Oracle, a veteran technology stock, has recently become a prominent player in the US AI wave, second only to Nvidia.
On Wednesday's US stock market close, Oracle rose 4.8%, hitting a new high for the fifth consecutive day. In the past 12 months, Oracle has risen by 73%, outperforming a host of large technology stocks such as Amazon, Apple, Alphabet-C, etc. With the recent surge, Oracle CEO Larry Ellison's net worth has surpassed Bill Gates, making him the world's fourth richest person.
The driving force behind Oracle's rise mainly comes from AI.
Oracle's Q4 FY2023 (March 1 - May 31) earnings report released after the US stock market on Monday showed that the company's core business cloud services and license support revenue recorded revenue of $9.37 billion, a YoY increase of 25%, including $1.4 billion in revenue from cloud infrastructure (IaaS), a QoQ increase of 76%. The company's next quarter performance guidance also exceeded Wall Street expectations.

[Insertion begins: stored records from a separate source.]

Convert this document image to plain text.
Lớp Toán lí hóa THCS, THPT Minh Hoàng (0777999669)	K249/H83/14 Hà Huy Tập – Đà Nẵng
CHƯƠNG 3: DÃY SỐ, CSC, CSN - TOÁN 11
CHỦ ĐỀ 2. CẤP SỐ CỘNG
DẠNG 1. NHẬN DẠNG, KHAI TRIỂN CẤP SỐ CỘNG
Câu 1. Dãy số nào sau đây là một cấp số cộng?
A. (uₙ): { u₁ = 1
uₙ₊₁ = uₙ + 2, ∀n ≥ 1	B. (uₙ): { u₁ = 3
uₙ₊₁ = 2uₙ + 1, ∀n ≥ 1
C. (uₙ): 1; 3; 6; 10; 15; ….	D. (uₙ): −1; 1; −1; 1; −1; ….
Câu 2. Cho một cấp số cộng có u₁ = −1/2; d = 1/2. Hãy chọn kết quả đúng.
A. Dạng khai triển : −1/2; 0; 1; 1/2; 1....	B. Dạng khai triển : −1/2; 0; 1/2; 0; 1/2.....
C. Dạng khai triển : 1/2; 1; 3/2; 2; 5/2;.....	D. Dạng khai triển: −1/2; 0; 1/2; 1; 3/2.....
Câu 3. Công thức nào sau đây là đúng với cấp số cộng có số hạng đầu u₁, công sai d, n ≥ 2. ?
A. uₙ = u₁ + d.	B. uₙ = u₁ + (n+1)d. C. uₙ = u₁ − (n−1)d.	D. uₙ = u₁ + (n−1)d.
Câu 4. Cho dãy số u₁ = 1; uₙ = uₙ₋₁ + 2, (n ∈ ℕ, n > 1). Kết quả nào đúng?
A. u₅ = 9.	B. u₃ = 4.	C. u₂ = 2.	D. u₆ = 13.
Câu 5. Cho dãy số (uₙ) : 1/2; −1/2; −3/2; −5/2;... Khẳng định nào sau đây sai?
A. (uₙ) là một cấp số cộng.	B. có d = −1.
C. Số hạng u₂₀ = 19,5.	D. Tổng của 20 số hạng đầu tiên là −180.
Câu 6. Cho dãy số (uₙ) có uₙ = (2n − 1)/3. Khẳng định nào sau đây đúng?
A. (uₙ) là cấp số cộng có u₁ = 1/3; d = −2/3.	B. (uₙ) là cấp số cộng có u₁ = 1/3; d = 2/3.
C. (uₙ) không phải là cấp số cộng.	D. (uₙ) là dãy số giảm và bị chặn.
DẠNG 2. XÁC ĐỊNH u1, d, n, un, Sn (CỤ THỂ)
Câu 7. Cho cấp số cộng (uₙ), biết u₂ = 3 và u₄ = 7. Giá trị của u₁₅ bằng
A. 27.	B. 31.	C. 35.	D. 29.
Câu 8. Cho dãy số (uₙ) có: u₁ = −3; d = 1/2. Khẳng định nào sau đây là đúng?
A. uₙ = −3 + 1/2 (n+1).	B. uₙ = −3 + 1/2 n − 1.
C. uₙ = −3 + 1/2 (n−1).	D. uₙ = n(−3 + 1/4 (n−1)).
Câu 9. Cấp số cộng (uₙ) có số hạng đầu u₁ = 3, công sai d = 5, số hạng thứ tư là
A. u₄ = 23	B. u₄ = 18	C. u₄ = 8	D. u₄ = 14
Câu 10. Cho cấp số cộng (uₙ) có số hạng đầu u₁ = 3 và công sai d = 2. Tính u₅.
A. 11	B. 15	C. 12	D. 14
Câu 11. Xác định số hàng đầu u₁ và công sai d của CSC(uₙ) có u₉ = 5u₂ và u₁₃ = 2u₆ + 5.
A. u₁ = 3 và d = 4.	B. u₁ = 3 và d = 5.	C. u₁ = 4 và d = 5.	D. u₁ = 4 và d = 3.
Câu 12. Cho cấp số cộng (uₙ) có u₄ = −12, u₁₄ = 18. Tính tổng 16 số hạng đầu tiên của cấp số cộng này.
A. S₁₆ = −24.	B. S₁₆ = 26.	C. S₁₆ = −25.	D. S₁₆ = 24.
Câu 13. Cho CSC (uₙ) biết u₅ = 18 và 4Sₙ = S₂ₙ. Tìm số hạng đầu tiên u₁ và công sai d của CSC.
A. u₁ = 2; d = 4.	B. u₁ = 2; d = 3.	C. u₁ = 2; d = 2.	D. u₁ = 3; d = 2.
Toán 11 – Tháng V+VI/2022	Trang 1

The growth of cloud business is mainly driven by the procurement of AI development companies. Company executives said that Oracle's second-generation cloud service platform, Gen 2 Cloud, has quickly become the first choice for AI companies because Oracle has the world's highest performance and lowest cost GPU cluster technology, even Nvidia uses Oracle clusters as its AI infrastructure.
Before this year's surge, Oracle had long been seen as the laggard among large technology stocks. In terms of SaaS services, it is far behind the leader Salesforce; as a computing power provider, its market share is only about 5%, far less than Amazon AWS, Microsoft Azure, and Alphabet-C cloud.
However, in attracting AI customers, Oracle's main selling point is "cheap and reliable" compared to competitors such as Microsoft, Alphabet-C, and Amazon.
According to reports, Oracle's prices are usually 23% to 33% cheaper than other cloud service providers, and its data centers are specifically configured with hardware for running image recognition models and large language models, making AI model operation faster.
After the earnings report was released, Goldman Sachs upgraded its rating on Oracle from "sell" to "hold."
Goldman Sachs wrote in its report that Oracle's outstanding performance shows that:
"Oracle's advertised price/performance advantage over ultra-large companies is resonating with the market (including new and existing customers), which should give the company sustainable share growth, despite its late entry into IaaS."